You might reflect on how you define your research network. I started learning R after seeing that people like Gary King and Carter Butts loved it since they are a lot smarter and well-informed. There were no courses when I started learning it, so I relied heavily on virtual user communities. I found that they are extremely helpful when you don't have colleagues that can answer your questions. Additionally, these communities tend to be more innovative and forward-thinking on the methods front so you learn about new trends ahead of time and are constantly exposed to new tools. For some that is a pro. For some it feels overwhelming. I personally enjoy the creativity a platform like R affords (I get bored with rice quickly and enjoy new recipes, even if they don't always turn out).

Scale

R scales well. If you need to expand your methods toolkit for a project there is definitely a package for whatever you need (there are over 20,000 packages currently). If you need to quickly train a team of analysts on a method you can use scripts to guide them. If you want to move from coding transcribed interviews to archives of newspapers and need to automate coding R will have advantages. If you need to work with larger and larger datasets R has a lot of flexibility.

Maintenance Costs

Frequency matters - there is a maintenance cost. If you only do analysis a few times a year then it's much easier to use a simple tool with a user interface because you don't have to remember user interfaces - they are designed to guide you. With R it will take a minute to get back into the analysis if you haven't had to work with data for a couple of months, kind of like baking something you have made a hundred times before but you don't have the recipe memorized - you have muscle memory but need to refresh your memory by glancing at ingredients and oven settings.

If you do analysis frequently for your job or you teach methods then R is great - it's like a maintenance plan for the high level of fitness you achieved while training for a race. If you are an MPA that wants to work as a policy analyst, for example, perfect. If you want to run a nonprofit and you need to crunch some numbers on occasion for grant applications or reports then you are probably better off using SPSS because the user interface serves as your external memory so you don't have to remember all of the commands.

Commitment Mechanisms

Lastly I would say don't dabble. Learning R is like learning a foreign language. If you join a French club every year and attend for a couple of weeks before getting busy you will find that you need to relearn the same material over and over and your skills don't progress. It's not a good use of your time. You need to reach a basic level of competency to start to enjoy and appreciate it. For my students this usually takes 2 courses over 2 semesters. For PhD students I always recommend starting to use R for regression classes to get a feel for it (regression tools in R are pretty simple), then pick one big class project or research deliverable to do in R as a commitment mechanism. I used course projects and my dissertation as the excuse to learn R, then started teaching methods courses so I could continue to deepen my knowledge.

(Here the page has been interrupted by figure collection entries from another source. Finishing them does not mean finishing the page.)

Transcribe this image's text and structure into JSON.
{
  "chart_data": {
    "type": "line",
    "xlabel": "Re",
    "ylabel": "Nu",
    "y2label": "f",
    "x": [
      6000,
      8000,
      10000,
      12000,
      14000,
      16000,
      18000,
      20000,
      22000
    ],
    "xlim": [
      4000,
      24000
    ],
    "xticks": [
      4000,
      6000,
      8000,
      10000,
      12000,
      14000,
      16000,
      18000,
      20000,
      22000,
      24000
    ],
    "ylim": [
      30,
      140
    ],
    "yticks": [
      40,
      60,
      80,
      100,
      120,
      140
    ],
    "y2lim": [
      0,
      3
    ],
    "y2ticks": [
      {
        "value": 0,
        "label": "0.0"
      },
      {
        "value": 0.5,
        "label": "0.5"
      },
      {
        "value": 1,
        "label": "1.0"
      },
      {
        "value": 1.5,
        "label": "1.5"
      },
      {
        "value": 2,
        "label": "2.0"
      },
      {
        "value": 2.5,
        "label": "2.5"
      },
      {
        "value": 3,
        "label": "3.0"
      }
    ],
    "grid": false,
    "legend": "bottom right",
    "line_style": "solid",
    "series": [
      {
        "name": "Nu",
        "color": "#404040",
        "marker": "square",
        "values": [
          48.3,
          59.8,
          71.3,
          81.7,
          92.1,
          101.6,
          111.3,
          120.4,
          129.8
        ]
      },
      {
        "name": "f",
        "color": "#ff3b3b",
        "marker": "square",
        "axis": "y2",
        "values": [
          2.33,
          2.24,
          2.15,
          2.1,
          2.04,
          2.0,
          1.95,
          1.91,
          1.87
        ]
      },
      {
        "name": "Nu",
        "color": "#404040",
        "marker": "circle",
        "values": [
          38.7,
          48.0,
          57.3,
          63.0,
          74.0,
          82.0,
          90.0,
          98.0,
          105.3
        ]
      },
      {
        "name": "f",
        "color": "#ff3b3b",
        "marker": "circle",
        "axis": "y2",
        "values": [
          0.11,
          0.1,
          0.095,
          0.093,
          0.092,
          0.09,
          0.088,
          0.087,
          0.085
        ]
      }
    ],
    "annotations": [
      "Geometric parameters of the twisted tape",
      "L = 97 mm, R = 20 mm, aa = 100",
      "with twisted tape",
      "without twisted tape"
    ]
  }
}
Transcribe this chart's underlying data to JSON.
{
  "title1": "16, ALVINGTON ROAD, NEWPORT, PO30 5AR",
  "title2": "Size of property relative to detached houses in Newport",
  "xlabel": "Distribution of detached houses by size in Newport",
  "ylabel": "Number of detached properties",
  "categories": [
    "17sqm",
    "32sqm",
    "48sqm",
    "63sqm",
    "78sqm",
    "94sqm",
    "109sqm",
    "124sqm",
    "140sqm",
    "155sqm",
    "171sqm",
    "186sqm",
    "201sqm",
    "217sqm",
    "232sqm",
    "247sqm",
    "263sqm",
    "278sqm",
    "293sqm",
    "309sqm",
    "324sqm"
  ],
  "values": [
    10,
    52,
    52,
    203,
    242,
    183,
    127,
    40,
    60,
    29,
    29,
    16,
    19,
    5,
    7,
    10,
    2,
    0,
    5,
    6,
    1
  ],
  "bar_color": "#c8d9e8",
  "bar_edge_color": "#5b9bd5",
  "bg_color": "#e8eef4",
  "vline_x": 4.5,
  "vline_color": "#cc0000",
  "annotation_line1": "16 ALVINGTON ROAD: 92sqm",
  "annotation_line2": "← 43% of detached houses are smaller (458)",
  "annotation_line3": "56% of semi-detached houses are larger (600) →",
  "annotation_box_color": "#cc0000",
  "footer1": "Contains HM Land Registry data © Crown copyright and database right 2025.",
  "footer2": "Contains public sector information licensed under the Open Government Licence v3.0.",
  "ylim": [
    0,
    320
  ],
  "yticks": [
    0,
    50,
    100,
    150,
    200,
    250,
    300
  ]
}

A seminar like this is a great way to explore a new topic. Stop in for an hour for a walk-through of a project and a behind-the-scenes discussion of the process (the final research product may be different from where the project started). Hopefully these seminars can help people determine whether it's a skill they want to develop.

drdoan commented 3 years ago

Dear Dr. Lecy,

Thank you for this helpful reply! I appreciate the rice cooker analogy.

I am going to try and attend some of your live trainings; however, I am currently in Vietnam and the timing of the crash course works out to be 1:00am for me. I did review the slides from Module 1 but realize attending the live sessions would be better for me, if I can stay up.

Thanks again!

lecy commented 3 years ago

We are posting the videos from previous sessions if that works better.